Vol Nu Date lat long
0 NA 2017-01-01 01 NA NA
2 NA 2017-01-01 02 NA NA
0 NA 2017-01-01 03 NA NA
0 NA 2017-01-01 07 NA NA
0 NA 2017-01-01 08 NA NA
0 2 2017-01-01 09 80.85243 26.78307
0 NA 2017-01-01 10 NA NA
0 NA 2017-01-01 11 NA NA
0 2 2017-01-02 01 80.90426 26.77535
2 NA 2017-01-02 02 NA NA
3 NA 2017-01-02 03 NA NA
0 NA 2017-01-02 04 NA NA
0 NA 2017-01-02 05 NA NA
0 2 2017-01-02 06 80.90426 26.77535
.
.
.
.
All I need to get the output as below, where depending on a particular day, I have to clone the data in any of the hour.

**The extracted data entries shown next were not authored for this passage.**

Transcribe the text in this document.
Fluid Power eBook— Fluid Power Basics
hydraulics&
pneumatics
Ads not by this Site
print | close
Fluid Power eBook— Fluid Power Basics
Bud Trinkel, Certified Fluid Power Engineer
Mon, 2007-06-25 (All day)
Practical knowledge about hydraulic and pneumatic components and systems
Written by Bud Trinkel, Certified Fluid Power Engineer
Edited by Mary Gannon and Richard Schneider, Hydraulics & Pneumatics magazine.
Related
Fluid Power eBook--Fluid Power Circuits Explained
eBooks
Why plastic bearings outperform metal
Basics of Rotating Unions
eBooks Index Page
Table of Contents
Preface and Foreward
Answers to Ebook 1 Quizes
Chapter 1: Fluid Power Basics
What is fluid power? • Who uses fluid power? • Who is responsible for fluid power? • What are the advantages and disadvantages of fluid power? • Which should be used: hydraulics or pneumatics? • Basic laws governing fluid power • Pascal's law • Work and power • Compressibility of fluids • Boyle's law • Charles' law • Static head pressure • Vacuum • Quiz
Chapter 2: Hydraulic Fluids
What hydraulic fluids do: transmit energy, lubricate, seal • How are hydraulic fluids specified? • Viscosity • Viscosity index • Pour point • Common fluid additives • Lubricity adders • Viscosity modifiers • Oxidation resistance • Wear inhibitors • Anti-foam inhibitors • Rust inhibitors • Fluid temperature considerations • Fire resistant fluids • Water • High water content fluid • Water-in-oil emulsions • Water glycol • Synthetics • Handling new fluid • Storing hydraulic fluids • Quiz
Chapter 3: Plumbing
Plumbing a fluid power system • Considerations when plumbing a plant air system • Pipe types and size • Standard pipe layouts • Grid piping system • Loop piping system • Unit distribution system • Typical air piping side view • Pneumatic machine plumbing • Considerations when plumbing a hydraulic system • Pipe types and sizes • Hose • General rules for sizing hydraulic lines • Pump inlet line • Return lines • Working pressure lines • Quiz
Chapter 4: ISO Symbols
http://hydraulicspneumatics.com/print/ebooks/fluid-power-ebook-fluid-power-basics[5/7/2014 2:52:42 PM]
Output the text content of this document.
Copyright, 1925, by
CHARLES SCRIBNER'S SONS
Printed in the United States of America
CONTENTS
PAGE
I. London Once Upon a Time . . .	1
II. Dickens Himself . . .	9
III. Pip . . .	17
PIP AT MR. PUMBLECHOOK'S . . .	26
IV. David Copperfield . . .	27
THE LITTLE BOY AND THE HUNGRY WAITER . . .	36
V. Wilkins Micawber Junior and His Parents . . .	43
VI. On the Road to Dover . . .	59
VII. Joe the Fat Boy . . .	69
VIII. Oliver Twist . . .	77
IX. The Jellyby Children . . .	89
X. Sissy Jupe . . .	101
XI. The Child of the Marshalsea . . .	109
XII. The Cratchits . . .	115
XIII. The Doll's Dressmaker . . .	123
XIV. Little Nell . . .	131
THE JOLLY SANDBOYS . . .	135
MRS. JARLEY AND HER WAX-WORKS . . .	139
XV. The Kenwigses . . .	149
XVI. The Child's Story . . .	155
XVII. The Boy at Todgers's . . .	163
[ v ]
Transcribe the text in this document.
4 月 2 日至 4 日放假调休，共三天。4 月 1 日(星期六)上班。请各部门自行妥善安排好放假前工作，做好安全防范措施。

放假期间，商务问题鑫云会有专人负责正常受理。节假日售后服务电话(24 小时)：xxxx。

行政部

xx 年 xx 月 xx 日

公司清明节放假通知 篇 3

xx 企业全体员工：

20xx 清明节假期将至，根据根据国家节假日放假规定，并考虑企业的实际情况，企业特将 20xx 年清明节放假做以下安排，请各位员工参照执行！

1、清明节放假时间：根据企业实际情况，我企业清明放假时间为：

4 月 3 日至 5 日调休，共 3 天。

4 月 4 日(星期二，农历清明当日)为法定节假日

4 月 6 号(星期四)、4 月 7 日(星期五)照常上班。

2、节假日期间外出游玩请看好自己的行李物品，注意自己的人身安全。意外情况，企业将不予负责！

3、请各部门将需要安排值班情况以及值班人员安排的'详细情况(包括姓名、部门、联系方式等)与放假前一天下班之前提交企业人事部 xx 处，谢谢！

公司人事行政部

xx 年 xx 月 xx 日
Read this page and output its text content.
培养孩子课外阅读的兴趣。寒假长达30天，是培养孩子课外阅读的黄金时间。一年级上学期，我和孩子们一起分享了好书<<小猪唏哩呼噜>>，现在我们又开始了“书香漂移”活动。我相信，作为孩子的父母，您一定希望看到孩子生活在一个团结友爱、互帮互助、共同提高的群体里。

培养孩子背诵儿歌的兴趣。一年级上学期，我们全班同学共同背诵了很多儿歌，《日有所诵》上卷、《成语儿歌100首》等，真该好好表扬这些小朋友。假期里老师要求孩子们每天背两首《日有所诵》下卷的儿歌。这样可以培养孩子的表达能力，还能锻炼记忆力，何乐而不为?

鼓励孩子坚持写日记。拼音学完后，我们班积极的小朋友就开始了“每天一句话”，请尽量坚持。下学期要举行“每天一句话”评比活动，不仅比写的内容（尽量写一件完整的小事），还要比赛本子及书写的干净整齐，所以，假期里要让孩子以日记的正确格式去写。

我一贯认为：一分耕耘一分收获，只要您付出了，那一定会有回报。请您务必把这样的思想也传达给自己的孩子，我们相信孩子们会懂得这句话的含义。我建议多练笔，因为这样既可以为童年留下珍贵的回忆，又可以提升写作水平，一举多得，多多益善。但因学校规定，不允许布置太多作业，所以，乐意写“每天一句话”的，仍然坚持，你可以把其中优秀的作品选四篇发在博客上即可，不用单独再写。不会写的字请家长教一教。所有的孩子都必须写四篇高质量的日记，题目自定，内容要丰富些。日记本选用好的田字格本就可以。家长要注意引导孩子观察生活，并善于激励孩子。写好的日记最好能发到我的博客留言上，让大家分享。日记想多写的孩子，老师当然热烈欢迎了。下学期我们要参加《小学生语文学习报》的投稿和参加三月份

Ex on 2017-01-01 09 hour, I have data, so I will expand it to rest of the hours of the same data and so on with other date 2017-01-02...
Expected Output
Vol Nu Date lat long
0 2 2017-01-01 01 80.85243 26.78307
2 2 2017-01-01 02 80.85243 26.78307
0 2 2017-01-01 03 80.85243 26.78307
0 2 2017-01-01 07 80.85243 26.78307
0 2 2017-01-01 08 80.85243 26.78307
0 2 2017-01-01 09 80.85243 26.78307
0 2 2017-01-01 10 80.85243 26.78307
0 2 2017-01-01 11 80.85243 26.78307
0 2 2017-01-02 01 80.90426 26.77535
2 1 2017-01-02 02 80.90426 26.77535
3 1 2017-01-02 03 80.90426 26.77535
0 1 2017-01-02 04 80.90426 26.77535
0 1 2017-01-02 05 80.90426 26.77535
0 1 2017-01-02 06 80.90426 26.77535
It would be very helpful if you can help me.
Note: the data set is pretty big... more than a million rows populated per day. I just showed few records above.